NEW YORK (Legal Newsline) – New York Attorney General Eric T. Schneiderman announced agreements with Direct Laboratories LLC (DirectLabs) and Laboratory Corp. of American (LabCorp) that will stop these businesses from giving clinical laboratory testing to New Yorkers without a licensed medical provider’s involvement.
DirectLabs has advertised “direct access” to laboratory testing. It sells requisitions to customers directly, with no physician involvement. It provides more than 250 different tests and test packages, such as tests for parasites, heavy metals, thyroid levels, vitamin levels, cancer markers and even ones for specific diseases like celiac disease and rheumatoid arthritis.
The problem, according to the attorney general’s office, is that with no physician involved, these tests can have mistakes. Physicians, with years of experience and education, should always be there to oversee the test results and give an accurate clinical overall presentation to the patient. Otherwise, these tests may have a propensity for either false positives or false negatives, giving consumers a mistaken impression of their health.

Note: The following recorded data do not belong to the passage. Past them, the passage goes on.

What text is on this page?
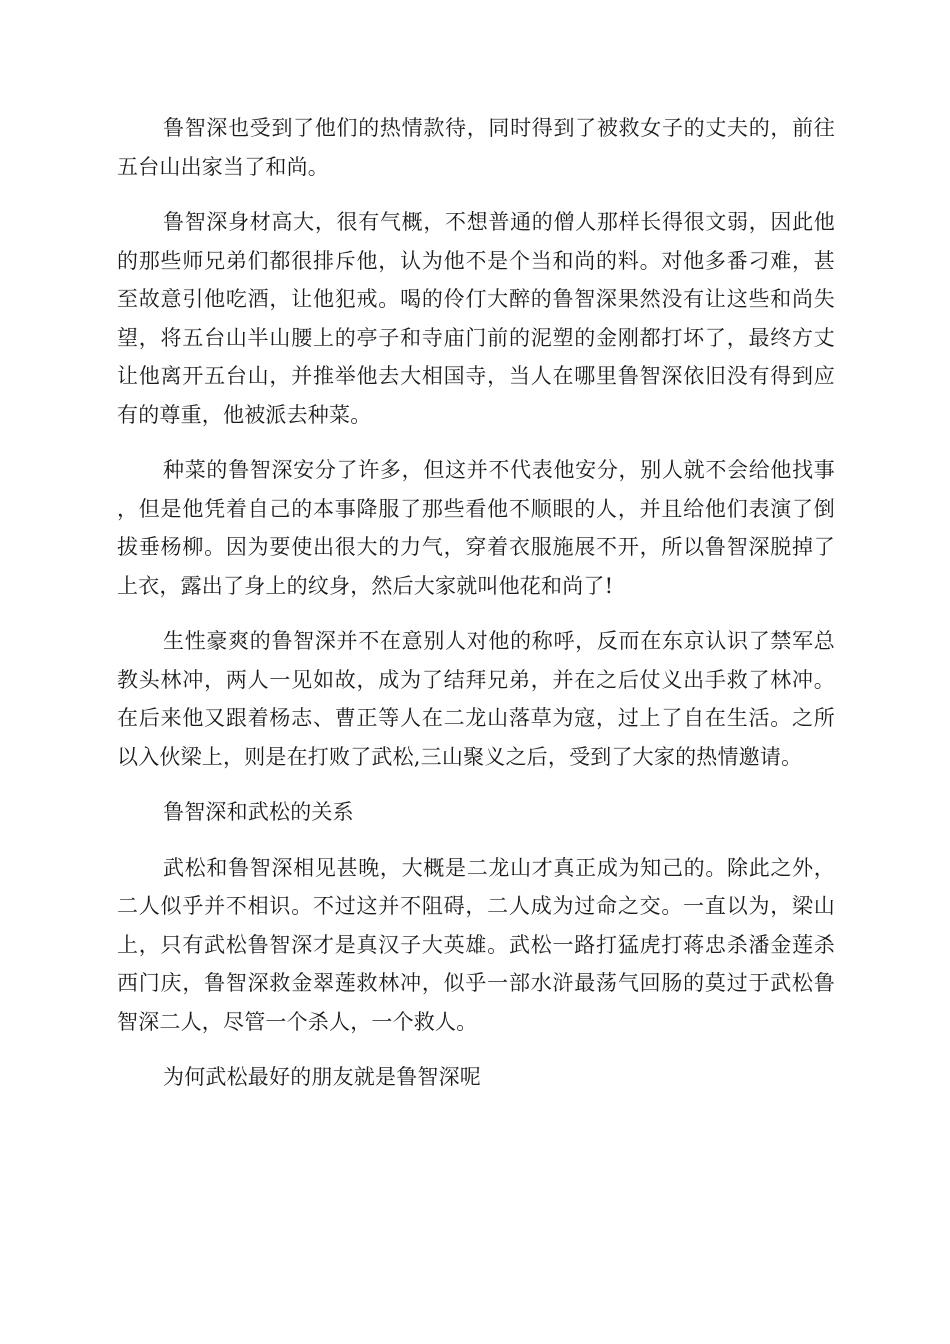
鲁智深也受到了他们的热情款待，同时得到了被救女子的丈夫的，前往五台山出家当了和尚。

鲁智深身材高大，很有气概，不想普通的僧人那样长得很文弱，因此他的那些师兄弟们都很排斥他，认为他不是个当和尚的料。对他多番刁难，甚至故意引他吃酒，让他犯戒。喝的伶仃大醉的鲁智深果然没有让这些和尚失望，将五台山半山腰上的亭子和寺庙门前的泥塑的金刚都打坏了，最终方丈让他离开五台山，并推举他去大相国寺，当人在哪里鲁智深依旧没有得到应有的尊重，他被派去种菜。

种菜的鲁智深安分了许多，但这并不代表他安分，别人就不会给他找事，但是他凭着自己的本事降服了那些看他不顺眼的人，并且给他们表演了倒拔垂杨柳。因为要使出很大的力气，穿着衣服施展不开，所以鲁智深脱掉了上衣，露出了身上的纹身，然后大家就叫他花和尚了!

生性豪爽的鲁智深并不在意别人对他的称呼，反而在东京认识了禁军总教头林冲，两人一见如故，成为了结拜兄弟，并在之后仗义出手救了林冲。在后来他又跟着杨志、曹正等人在二龙山落草为寇，过上了自在生活。之所以入伙梁上，则是在打败了武松,三山聚义之后，受到了大家的热情邀请。

鲁智深和武松的关系

武松和鲁智深相见甚晚，大概是二龙山才真正成为知己的。除此之外，二人似乎并不相识。不过这并不阻碍，二人成为过命之交。一直以为，梁山上，只有武松鲁智深才是真汉子大英雄。武松一路打猛虎打蒋忠杀潘金莲杀西门庆，鲁智深救金翠莲救林冲，似乎一部水浒最荡气回肠的莫过于武松鲁智深二人，尽管一个杀人，一个救人。

为何武松最好的朋友就是鲁智深呢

“My office is committed to helping all New Yorkers take control of their health and make educated health care decisions,” Schneiderman said. “However, enabling consumers to purchase laboratory tests for serious medical conditions without consulting a physician does not help New Yorkers control their health, but rather risks placing their health in jeopardy. Licensed medical providers are essential to ensuring consumers undergo testing that will yield clinically useful results and that the results are properly interpreted in light of the patient’s medical condition as a whole.”
Under the settlement, DirectLabs will no longer do business in the state of New York and must refund any customer with requisitions not yet presented to a laboratory for testing. LabCorp, the company that enabled DirectLabs by providing tools, must no longer accept specimens for examination pursuant to requisitions from DirectLabs or other similar companies.